Czasami staję w obliczu wyzwania. Muszę być czarodziejką, czarownicą, kreatywną twórczynią, bo rodzina oczekuje czegoś innego, wyjątkowego. Czasami ciężko ich zaskoczyć, ale staram się z całych sił. Danie nie musi wyglądać niezwykle, najważniejsze jest by pobudziło ich kubki smakowe.
I tak codziennie kombinuję. Dzisiaj taki trochę przegląd stanu lodówki.
A jak to danie wykonałam?
Składniki:
1 filet z kurczaka
1 czerwona papryka
1/4 cukinii
garść świeżego szpinaku
3 łyżki śmietany 18%
1 łyżka masła
2 łyżki oleju
1/2 cebuli
sól
pieprz
makaron
Paprykę kroję na pół, usuwam ziarenka, piekę w piekarniku nagrzanym do 200 stopni na papierze do pieczenia. Papryka powinna piec się około 25 minut. Skórka lekko się zarumieni. Dobrze byłoby paprykę obrócić kilka razy.
Gdy papryka się upiecze przekładam ją do miski i przykrywam talerzem. Papryka musi ostygnąć i “się spocić”. Gdy papryka będzie chłodna obieram ją ze skórki.

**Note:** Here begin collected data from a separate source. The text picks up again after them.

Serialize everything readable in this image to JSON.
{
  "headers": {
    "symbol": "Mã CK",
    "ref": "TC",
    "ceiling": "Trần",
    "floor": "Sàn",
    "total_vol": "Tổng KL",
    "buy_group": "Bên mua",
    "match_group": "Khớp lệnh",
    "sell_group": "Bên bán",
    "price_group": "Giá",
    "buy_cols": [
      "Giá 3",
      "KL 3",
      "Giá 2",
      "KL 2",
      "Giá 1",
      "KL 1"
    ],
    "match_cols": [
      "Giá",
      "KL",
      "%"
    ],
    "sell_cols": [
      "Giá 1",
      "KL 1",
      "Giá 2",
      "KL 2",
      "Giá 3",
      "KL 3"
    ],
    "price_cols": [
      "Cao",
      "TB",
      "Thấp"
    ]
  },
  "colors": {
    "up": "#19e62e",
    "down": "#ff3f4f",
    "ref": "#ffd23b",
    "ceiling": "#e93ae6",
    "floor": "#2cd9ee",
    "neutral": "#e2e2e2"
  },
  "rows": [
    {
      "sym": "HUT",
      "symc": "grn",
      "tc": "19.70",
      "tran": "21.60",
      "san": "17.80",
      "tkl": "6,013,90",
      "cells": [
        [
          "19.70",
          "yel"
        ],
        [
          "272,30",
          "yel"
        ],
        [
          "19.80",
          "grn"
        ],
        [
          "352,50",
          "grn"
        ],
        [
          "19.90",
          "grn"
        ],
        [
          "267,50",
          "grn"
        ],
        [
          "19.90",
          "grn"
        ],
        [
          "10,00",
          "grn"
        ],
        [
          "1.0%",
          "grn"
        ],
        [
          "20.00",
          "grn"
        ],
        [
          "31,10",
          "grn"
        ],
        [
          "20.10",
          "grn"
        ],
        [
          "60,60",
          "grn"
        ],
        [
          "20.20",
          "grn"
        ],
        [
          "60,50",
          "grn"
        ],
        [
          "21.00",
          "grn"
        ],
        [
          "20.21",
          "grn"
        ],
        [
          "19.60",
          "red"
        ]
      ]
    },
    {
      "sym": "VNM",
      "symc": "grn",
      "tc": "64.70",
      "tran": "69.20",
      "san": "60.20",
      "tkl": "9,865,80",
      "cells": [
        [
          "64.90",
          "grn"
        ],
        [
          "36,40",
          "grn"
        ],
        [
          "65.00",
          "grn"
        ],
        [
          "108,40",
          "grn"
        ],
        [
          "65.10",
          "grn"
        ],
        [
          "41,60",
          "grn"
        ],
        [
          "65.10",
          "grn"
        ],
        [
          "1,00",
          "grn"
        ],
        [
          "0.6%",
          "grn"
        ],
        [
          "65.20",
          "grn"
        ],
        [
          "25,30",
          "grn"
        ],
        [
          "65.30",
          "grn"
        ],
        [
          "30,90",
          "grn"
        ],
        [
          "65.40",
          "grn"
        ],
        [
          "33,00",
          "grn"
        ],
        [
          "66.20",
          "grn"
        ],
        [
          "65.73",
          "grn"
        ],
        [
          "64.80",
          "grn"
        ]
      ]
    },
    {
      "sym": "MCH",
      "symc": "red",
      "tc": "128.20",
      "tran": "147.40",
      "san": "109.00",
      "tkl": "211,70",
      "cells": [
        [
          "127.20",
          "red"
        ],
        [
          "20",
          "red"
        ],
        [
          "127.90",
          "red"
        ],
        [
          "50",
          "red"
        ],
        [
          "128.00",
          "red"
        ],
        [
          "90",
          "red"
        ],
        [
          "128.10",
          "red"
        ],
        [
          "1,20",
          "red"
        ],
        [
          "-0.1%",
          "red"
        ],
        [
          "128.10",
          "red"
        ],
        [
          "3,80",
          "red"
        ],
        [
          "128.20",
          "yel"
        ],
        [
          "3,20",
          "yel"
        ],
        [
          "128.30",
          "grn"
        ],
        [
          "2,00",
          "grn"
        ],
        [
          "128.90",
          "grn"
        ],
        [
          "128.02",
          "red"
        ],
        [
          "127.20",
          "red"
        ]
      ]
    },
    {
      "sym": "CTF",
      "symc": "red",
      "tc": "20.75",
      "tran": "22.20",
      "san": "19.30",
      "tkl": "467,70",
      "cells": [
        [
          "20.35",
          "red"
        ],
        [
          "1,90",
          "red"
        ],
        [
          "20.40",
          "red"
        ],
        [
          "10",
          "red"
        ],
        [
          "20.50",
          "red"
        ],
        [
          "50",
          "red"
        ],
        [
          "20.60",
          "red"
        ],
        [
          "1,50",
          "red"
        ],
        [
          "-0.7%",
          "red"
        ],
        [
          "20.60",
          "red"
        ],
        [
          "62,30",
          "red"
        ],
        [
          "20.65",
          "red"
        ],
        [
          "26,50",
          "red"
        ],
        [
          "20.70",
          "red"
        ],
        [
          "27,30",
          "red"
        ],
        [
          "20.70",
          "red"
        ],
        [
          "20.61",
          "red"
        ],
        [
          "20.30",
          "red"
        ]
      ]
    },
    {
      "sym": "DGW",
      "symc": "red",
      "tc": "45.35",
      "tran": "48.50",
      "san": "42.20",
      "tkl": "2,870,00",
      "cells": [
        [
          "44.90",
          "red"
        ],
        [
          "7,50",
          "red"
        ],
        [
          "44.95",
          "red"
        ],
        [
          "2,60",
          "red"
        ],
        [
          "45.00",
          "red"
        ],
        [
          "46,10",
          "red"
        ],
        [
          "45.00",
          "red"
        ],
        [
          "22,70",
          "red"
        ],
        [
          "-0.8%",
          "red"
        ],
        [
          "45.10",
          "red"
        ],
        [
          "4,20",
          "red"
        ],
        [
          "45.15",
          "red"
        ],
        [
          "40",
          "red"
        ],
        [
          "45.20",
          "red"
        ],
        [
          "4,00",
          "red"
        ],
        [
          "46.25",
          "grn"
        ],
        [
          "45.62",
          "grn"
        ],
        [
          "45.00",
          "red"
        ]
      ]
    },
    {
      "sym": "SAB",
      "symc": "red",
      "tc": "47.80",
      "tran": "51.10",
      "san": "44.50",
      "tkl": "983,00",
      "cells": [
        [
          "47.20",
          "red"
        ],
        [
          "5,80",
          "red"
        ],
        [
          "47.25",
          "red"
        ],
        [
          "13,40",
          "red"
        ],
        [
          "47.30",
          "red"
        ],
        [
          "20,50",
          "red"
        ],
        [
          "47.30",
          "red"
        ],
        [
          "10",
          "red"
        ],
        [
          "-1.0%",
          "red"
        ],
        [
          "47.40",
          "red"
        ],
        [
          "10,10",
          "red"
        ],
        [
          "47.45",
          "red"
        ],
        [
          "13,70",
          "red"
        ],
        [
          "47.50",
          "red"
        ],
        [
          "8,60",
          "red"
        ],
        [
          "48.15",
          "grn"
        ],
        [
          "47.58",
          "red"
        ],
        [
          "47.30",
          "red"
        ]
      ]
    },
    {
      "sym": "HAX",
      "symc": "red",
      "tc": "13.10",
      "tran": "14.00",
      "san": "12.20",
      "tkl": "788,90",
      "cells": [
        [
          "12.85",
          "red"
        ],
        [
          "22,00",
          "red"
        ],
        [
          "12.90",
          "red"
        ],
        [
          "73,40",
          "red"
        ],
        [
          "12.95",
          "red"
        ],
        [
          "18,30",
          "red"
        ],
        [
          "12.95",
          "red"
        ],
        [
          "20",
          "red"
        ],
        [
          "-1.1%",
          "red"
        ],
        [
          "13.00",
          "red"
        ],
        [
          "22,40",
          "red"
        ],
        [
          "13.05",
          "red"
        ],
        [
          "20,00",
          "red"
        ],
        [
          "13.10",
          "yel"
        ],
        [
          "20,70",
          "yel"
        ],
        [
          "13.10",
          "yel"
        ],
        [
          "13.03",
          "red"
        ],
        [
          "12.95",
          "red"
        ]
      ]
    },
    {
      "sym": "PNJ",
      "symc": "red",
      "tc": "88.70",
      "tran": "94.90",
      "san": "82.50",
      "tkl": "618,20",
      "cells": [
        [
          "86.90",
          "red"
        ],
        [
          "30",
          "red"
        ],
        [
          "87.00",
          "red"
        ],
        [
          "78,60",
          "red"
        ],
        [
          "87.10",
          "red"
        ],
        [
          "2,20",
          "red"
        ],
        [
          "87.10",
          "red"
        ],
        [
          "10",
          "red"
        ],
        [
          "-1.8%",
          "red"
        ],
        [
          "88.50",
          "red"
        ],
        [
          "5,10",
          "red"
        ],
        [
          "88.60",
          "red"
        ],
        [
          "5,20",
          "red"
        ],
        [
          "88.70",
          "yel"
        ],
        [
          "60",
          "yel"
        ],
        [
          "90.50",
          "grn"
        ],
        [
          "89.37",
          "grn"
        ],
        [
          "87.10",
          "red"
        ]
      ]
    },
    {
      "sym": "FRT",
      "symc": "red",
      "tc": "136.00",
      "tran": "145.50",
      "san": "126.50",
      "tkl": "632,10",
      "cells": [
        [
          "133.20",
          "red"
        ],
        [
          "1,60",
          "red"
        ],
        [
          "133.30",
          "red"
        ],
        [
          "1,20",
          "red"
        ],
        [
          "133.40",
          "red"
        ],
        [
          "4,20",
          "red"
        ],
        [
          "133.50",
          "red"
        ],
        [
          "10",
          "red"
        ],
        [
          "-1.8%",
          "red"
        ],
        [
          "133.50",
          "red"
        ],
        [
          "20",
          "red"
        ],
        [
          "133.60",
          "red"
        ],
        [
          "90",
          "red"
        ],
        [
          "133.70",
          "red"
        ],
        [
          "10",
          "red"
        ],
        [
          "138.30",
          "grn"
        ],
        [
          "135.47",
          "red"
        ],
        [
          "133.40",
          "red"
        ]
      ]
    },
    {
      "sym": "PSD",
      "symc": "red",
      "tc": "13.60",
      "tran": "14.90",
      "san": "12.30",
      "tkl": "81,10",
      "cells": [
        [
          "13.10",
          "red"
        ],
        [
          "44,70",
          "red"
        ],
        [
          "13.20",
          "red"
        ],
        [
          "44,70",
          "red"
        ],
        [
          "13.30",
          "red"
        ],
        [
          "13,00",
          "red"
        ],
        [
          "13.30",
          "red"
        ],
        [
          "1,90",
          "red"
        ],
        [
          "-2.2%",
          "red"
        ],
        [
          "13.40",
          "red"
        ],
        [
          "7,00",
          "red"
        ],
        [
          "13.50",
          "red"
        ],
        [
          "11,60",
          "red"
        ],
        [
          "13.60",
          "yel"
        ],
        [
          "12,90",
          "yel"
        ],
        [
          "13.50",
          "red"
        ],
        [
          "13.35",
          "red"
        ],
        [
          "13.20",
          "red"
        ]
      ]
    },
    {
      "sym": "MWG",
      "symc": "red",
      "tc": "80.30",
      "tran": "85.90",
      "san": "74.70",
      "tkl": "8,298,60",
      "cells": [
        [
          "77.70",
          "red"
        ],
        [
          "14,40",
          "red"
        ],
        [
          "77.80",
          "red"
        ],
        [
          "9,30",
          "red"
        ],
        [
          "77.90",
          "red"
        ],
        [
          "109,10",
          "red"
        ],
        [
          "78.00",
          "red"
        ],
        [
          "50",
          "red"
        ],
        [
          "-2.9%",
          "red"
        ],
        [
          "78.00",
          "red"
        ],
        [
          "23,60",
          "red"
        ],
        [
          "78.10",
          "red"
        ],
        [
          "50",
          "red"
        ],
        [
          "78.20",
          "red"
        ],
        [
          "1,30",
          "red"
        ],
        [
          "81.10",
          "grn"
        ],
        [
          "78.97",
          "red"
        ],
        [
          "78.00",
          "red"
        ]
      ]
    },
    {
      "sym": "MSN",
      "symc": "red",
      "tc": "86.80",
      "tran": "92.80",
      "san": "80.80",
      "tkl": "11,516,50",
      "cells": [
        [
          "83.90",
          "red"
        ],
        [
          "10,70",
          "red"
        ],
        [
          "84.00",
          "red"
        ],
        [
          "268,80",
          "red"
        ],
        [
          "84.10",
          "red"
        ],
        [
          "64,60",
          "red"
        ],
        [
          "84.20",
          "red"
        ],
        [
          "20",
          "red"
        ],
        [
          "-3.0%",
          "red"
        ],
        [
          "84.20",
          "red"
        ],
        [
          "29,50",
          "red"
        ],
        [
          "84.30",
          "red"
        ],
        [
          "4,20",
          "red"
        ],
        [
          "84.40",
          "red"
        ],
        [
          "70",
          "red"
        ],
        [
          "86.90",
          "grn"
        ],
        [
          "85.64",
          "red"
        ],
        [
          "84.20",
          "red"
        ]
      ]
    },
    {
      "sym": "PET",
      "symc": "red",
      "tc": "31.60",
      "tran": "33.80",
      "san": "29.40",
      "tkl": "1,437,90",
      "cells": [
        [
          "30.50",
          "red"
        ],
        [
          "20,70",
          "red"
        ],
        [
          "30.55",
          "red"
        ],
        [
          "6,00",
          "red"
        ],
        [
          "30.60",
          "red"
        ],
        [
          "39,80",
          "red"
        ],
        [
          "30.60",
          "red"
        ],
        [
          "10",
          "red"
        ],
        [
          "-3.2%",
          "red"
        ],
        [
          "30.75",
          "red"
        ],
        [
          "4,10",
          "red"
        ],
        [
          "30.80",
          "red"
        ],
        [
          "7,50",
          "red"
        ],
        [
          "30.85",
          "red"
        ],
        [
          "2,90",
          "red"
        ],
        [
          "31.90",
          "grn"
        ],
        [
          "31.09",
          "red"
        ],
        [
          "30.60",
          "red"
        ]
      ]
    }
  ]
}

Na patelnię dodaję masło i olej. Wrzucam cebulę, chwilkę duszę. Dodaję pokrojonego w kostkę fileta. Do tego dodaję szpinak i pokrojoną cukinię. Dodaję pieczoną paprykę i duszę. Papryka rozpadnie się tworząc masę. Dodaję śmietanę, sól, pieprz.
Podaję z ugotowanym al’dente makaronem.